Because of the importance of the commercial marketing trigger, the “first” ANDA applicant(s) eligible for 180-day exclusivity are required to provide notice to the FDA of the date they begin commercial marketing (21 CFR 314.107(c)(4)).  So where is the problem?   OGD has indicated that some firms that are granted 180-day exclusivity fail to provide timely notification to OGD of their first commercial marketing of the product; thus, OGD cannot determine the expiration of such 180-day period to enable it to approve subsequent applications.  The problem is exacerbated when the FDA might be able to approve a subsequent applicant’s ANDA, but cannot calculate the 180-day period because they were never informed of its start date due to the failure of the first applicant to provide the required notice.  So what is FDA’s remedy?  Well, that same regulatory citation, 21 CFR 314.107(c)(4), that requires such notice to be provided to FDA also has some interesting language that, to date, I don’t believe FDA has used.  It states: “If an applicant does not promptly notify FDA of such date [the date of first commercial marketing], the effective date of approval shall be deemed to be the date of commencement of first commercial marketing.”   Wow – imagine a firm that begins commercial marketing two months after the effective date of approval, fails to notify FDA of the date of first marketing and FDA then applies this provision of the regulations and deems the 180-day to have begun two months earlier – the application holder would then really only have the benefit of 4 months of protections, rather than the full 6months it was due.
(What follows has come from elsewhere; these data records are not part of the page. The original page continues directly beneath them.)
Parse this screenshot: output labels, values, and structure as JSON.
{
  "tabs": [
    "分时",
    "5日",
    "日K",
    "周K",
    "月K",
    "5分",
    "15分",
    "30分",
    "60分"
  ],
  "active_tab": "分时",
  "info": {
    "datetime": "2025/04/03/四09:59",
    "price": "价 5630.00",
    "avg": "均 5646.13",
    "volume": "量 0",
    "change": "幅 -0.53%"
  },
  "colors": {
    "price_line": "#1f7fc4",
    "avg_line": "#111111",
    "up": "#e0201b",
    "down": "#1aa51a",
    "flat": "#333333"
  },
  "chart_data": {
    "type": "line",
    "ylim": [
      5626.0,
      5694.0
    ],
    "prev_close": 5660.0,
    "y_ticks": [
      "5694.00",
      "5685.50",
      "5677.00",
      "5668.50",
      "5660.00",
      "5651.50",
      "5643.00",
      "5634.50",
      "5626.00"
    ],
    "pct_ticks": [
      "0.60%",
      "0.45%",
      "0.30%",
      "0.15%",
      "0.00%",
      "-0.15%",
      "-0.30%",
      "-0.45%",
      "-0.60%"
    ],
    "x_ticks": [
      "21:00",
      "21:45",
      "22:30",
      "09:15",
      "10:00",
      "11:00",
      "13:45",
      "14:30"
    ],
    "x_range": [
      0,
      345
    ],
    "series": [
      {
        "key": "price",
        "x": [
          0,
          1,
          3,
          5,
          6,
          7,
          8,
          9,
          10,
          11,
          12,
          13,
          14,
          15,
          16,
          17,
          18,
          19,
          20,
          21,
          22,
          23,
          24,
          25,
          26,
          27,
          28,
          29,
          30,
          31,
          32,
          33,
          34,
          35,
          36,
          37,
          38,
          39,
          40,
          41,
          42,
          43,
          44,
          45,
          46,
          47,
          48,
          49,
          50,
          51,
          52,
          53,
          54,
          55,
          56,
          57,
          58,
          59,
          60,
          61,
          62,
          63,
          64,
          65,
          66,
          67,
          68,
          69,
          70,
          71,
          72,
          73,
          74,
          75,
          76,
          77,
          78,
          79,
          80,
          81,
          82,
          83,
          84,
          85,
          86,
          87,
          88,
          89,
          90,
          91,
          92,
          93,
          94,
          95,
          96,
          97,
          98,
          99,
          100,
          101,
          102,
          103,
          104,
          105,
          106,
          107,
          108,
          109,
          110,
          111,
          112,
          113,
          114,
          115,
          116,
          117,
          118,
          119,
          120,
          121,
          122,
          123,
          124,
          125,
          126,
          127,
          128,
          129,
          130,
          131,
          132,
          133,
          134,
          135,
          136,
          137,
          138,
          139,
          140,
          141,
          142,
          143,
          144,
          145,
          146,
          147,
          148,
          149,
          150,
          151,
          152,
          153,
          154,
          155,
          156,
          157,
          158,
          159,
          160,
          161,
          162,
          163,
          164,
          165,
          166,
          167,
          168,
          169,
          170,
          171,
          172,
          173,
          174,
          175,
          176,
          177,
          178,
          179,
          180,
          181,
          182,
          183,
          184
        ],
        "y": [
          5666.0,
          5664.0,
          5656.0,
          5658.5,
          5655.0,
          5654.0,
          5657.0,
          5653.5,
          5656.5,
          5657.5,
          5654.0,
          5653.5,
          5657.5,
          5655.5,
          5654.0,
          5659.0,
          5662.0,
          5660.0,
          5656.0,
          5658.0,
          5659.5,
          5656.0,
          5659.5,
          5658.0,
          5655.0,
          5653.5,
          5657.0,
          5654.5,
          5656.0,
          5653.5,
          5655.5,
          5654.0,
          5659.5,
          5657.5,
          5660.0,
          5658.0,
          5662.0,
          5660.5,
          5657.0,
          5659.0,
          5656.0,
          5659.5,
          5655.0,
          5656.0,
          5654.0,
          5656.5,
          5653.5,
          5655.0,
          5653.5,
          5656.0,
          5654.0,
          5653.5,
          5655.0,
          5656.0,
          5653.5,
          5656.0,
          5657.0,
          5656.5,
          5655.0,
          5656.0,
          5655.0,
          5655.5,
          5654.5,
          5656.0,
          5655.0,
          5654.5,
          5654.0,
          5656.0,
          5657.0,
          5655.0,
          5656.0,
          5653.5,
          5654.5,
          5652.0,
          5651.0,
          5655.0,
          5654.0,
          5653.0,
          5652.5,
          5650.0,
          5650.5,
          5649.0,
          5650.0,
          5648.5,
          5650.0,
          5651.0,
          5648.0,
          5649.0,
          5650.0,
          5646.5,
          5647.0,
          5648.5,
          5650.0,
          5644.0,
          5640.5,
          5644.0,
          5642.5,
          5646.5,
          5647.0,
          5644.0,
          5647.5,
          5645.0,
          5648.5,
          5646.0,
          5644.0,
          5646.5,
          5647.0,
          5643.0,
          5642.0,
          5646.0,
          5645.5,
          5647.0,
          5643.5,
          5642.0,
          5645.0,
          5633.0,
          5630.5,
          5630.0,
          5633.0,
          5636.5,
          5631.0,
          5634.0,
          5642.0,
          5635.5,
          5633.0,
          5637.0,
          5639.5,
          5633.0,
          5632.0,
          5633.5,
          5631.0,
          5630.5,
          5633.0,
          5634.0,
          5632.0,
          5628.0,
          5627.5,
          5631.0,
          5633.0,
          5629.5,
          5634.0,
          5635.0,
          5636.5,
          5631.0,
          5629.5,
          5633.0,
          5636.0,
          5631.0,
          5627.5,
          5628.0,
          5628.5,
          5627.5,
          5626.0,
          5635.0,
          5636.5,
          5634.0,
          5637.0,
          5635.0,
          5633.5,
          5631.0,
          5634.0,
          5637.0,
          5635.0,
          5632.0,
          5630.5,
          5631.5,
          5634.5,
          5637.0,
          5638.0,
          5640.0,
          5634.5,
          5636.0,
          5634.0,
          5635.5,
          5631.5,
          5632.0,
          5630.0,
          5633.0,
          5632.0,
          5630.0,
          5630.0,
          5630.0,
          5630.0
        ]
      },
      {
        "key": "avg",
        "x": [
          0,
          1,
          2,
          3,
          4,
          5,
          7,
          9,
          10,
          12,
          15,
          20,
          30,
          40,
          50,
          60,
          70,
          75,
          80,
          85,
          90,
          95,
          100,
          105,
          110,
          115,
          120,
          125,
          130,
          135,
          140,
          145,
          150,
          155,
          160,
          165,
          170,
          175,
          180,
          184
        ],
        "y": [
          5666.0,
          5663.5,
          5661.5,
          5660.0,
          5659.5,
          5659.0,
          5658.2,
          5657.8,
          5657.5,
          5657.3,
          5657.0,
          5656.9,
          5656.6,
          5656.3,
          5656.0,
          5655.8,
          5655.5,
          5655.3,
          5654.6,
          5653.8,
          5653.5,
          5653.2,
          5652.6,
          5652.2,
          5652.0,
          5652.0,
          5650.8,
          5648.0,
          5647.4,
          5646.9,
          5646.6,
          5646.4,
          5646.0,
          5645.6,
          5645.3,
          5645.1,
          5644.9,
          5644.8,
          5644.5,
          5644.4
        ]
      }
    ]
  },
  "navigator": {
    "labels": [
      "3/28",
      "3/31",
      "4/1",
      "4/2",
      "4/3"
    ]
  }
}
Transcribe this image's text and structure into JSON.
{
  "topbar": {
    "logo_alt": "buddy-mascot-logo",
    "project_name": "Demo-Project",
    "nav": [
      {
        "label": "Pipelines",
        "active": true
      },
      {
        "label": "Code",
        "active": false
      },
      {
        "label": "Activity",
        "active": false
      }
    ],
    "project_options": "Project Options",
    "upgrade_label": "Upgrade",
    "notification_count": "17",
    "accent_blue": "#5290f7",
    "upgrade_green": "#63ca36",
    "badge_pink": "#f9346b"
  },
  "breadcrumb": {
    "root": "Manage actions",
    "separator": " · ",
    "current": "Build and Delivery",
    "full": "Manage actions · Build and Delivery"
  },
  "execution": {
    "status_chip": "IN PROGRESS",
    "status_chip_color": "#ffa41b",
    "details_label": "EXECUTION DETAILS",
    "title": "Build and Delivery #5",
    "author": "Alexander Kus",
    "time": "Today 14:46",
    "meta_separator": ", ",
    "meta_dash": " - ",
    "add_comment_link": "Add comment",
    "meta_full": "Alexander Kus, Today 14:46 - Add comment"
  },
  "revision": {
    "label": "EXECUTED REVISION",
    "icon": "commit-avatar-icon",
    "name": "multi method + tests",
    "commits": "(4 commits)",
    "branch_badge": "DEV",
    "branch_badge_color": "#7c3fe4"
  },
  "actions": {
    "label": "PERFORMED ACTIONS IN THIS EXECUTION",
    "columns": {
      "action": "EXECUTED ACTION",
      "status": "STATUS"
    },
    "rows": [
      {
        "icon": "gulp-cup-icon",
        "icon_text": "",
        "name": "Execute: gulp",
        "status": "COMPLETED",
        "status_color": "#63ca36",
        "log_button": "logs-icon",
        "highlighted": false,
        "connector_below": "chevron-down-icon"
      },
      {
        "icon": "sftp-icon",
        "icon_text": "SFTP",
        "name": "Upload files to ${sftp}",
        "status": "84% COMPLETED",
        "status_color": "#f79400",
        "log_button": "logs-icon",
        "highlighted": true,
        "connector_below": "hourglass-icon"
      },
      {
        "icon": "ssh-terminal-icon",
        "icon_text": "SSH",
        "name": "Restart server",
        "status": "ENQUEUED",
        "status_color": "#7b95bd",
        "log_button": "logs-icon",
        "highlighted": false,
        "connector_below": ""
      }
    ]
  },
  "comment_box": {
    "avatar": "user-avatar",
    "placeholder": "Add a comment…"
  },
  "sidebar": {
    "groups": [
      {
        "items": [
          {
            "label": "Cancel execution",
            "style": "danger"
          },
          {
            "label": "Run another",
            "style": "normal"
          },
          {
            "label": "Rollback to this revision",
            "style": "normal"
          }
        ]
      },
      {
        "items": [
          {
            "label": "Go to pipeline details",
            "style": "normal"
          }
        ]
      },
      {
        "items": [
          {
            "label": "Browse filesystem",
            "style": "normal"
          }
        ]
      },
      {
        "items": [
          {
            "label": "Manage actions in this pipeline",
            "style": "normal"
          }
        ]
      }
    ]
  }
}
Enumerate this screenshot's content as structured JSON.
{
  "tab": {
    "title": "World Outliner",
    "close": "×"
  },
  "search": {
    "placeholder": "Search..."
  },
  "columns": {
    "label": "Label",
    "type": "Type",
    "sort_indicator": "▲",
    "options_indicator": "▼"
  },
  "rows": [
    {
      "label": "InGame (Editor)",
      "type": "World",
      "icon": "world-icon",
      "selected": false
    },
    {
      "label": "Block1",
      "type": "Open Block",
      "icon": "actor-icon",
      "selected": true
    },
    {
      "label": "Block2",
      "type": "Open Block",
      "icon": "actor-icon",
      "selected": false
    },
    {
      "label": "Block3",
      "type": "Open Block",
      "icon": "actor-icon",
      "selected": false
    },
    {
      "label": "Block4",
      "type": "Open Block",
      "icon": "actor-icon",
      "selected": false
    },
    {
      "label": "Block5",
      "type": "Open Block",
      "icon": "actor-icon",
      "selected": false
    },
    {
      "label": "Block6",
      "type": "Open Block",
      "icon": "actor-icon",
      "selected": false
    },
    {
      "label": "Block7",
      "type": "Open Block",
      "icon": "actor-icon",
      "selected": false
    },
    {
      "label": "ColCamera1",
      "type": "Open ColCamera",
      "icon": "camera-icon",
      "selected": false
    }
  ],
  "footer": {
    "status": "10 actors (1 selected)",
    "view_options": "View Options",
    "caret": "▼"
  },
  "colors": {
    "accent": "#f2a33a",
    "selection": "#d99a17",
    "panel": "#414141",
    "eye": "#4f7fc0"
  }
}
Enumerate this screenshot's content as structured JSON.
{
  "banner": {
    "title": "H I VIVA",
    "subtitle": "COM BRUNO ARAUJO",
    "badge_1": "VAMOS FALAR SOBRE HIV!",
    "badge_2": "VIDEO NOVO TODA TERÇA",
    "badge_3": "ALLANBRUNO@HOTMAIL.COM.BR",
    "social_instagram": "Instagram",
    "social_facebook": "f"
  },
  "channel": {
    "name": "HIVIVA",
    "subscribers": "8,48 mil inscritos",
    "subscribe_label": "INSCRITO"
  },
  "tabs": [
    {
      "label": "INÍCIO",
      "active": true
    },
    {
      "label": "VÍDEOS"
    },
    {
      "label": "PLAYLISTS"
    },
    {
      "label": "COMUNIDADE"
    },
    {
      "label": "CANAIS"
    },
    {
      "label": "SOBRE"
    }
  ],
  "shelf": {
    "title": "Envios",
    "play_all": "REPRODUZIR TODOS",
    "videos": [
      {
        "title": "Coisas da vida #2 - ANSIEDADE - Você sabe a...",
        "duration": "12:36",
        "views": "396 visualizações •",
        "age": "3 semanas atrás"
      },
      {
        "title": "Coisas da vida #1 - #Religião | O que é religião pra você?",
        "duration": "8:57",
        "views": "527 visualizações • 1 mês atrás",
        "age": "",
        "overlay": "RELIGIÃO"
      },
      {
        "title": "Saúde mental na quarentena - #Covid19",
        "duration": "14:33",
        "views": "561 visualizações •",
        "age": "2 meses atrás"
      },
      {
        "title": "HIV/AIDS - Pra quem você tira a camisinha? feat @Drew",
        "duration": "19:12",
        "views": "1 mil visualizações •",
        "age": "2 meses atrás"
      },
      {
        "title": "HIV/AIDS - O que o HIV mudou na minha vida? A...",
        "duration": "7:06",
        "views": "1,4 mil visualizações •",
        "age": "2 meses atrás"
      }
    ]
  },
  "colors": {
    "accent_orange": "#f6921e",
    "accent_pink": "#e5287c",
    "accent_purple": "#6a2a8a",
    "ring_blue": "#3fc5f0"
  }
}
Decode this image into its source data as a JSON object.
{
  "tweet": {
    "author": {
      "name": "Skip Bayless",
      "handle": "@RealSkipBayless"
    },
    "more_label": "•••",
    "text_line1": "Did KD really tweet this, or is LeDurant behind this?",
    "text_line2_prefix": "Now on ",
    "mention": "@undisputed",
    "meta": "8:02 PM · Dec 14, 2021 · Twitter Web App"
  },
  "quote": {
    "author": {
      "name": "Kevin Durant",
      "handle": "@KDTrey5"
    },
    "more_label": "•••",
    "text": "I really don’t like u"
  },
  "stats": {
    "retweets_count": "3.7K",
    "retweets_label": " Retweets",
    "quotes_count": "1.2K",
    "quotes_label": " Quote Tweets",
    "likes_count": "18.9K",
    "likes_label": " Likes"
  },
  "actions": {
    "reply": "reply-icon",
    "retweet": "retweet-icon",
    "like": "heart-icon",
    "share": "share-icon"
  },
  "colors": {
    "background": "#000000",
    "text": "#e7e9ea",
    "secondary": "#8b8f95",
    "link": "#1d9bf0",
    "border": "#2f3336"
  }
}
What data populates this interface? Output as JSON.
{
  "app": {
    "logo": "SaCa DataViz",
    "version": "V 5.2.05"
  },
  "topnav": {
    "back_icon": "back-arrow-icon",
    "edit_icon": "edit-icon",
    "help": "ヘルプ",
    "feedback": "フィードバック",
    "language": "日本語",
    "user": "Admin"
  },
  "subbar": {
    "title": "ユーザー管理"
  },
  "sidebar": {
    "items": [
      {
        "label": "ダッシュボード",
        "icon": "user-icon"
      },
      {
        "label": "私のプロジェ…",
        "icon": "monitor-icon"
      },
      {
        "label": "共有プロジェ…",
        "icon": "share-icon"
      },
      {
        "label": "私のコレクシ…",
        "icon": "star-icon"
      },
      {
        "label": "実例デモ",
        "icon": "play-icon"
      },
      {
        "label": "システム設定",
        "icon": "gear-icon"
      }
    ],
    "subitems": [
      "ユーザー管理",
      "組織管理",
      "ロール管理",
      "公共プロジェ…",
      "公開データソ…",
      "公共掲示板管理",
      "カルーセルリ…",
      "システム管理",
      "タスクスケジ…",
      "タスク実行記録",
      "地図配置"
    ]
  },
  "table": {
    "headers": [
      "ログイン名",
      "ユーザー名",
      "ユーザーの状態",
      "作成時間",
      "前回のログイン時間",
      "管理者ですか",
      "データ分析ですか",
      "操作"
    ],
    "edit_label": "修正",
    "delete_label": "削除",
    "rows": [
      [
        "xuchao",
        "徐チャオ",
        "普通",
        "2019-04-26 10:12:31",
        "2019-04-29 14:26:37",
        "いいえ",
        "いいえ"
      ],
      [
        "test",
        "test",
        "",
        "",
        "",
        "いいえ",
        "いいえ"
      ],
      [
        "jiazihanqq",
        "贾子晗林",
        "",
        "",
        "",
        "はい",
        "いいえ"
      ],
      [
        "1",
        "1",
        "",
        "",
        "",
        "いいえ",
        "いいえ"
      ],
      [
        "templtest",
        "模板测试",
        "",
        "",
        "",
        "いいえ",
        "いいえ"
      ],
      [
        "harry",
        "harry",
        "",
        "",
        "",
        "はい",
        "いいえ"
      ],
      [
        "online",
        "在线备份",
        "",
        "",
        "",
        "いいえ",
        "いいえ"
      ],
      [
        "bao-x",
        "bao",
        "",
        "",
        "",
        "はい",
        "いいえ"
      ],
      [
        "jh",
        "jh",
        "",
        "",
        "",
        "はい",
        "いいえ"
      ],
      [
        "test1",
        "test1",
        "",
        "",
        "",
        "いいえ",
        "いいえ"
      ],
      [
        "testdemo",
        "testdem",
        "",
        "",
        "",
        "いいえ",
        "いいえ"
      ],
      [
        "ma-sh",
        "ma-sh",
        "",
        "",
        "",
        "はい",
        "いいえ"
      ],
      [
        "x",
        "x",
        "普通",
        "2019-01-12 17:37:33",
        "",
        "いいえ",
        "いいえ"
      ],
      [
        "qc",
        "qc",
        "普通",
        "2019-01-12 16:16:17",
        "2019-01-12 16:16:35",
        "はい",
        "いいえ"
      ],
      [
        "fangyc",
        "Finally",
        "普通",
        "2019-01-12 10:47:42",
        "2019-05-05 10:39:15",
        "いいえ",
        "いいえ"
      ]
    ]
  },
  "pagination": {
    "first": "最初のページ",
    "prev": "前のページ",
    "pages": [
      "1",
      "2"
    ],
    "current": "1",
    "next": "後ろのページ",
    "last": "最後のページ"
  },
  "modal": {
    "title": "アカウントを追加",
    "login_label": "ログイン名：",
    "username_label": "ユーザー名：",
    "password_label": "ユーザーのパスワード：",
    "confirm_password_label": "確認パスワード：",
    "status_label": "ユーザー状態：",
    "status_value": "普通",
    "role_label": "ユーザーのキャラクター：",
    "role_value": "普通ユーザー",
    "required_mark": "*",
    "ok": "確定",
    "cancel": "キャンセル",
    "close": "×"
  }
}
To date, I am not aware of an instance where the FDA has invoked this regulatory provision, but I understand they are thinking about it because of previous issues where firms did not provide prompt notice.  So what is the moral of this story – Be certain to notify the FDA PROMPTLY of the commencement of first commercial marketing when you are a “first” applicant entitled to 180-day exclusivity because all subsequent applicants will be the first to point out your failure to notify to FDA.